To the Boston Bruins, you can't afford to give games away, even when you're up three games to none. I give the Rangers credit, they came out and played hard in game 4 but that game was essentially over when the Bruins had a 2-0 lead. Then comes a "fluke" goal and a brain freeze, and voila, it's tied. And even though the Bs got the lead back again, the Rangers were fully engaged at that point and proceeded to score two more goals to win in OT, both of the latter goals were hard-working, smart goals.
Back to the two goals the Bruins gave the Rangers: I can only guess that Tuukka was coming out of his net to coral a wayward shot to give it to his defense but at the precise moment he starts to do that, the puck is deflected and Tuukka all but ties himself in knots trying to get back to the net. Yes, you're a better puck handler than Tim Thomas was but that's no great accomplishment. Play it when it comes to you and that's it. On the second one Chara has a brain cramp and doesn't realize there's a Ranger on his tail behind the net, his D partner didn't warn him or he couldn't hear it; and the puck is stolen from him and just as quickly put in the net. Some blame goes to Rask here too as he also was not aware. You don't need to be aware, just have the goal covered when the puck is near it. Then if it's stolen, you're not surprised.
All in all the Bruins are the better team and should win one of the next three games but why tempt fate? You've already seen first hand that a team can come back on you down three games to none (witness the playoff series against Philly three years ago); the Leafs came back on you after being done three games to one and should've beat you; and your AHL team just got beat after being ahead three games to none.
The best team doesn't always win. Witness the roll the Bruins got on two years ago (de facto becoming the best team at that moment) but they weren't the best time as we commonly think of that term. Just last season an 8th seed beats a 7 seed in the Cup Final to win it all. Some experts poo poo momentum but I won't. Momentum is a factor but also getting your team and its game together (peaking) at the right time is everything. So while in my humble opinion the four best teams in the league are still alive (Pittsburgh, Chicago, Boston, LA), one of them, Chicago, is on it's last leg because (part B of this paragraph) you can't undervalue experiencing playoff success at the highest levels. Exhibit A? The Detroit Red Wings, left for dead three weeks ago and now on the verge of eliminating the best team from the regular season. Exhibit B to a lesser extent are the Boston Bruins, who in the first three games of this series with the Rangers looked like the team that won the Cup two years ago.

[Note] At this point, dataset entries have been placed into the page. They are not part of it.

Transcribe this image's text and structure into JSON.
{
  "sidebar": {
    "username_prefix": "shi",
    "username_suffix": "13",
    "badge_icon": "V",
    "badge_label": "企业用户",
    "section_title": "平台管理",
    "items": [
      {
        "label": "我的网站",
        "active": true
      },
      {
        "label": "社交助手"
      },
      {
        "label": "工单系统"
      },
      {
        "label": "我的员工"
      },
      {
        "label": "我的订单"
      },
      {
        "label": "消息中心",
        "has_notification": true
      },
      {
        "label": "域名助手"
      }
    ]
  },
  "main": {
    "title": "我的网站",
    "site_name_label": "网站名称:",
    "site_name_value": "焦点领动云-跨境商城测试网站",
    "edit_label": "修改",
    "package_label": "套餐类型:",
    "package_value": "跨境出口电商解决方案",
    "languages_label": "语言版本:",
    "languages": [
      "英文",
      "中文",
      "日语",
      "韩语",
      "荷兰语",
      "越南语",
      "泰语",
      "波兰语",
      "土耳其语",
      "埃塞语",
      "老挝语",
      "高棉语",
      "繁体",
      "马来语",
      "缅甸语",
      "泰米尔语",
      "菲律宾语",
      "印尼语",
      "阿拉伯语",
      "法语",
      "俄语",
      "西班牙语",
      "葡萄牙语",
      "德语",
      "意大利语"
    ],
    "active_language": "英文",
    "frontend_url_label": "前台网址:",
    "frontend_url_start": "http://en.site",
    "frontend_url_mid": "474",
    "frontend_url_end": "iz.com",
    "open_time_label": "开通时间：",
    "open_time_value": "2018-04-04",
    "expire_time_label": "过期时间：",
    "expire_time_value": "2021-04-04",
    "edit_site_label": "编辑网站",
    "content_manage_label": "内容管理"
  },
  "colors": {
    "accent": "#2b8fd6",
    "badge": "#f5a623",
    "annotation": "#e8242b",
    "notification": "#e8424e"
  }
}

John Tortorella is a bore and the NY Rangers are not the NY Yankees. You can insert your own examples as to why Torts is a bore...I just wanted to say it publicly. The Rangers have tried mightily before their one recent Cup and since to buy a championship with horrible results. Mark Messiers don't grow on trees for one thing and even as the Yankees have learned more often than not the hard way, bringing in an all star team does not a great team make. You're free to offer your own examples of the wasteland that is the high-priced failures of Rangers past and present, Brad Richards being just the very latest. Even Rick Nash qualifies here because great players don't always success under the bright lights of NY, they're sometimes already over the hill or in the case of people like Nash, they're the wrong player for the style your coach wants to play.
Trivia question: Without cheating, which means looking it up in any way, name as many NHL goalies as you can who played at the University of Maine. Hint: There's two currently in the league, one very much alive in these playoffs. Another is the current GM of a team that made this year's playoffs.
PS My new favorite player is Torey Krug, who's being compared here in New England to my all-time favorite player, Don Sweeney. Too bad he doesn't wear number 43, my favorite number, which is being worn by another of the three young Bruin defensemen that have risen to the occasion in these playoffs, young Mr. Bartkowski.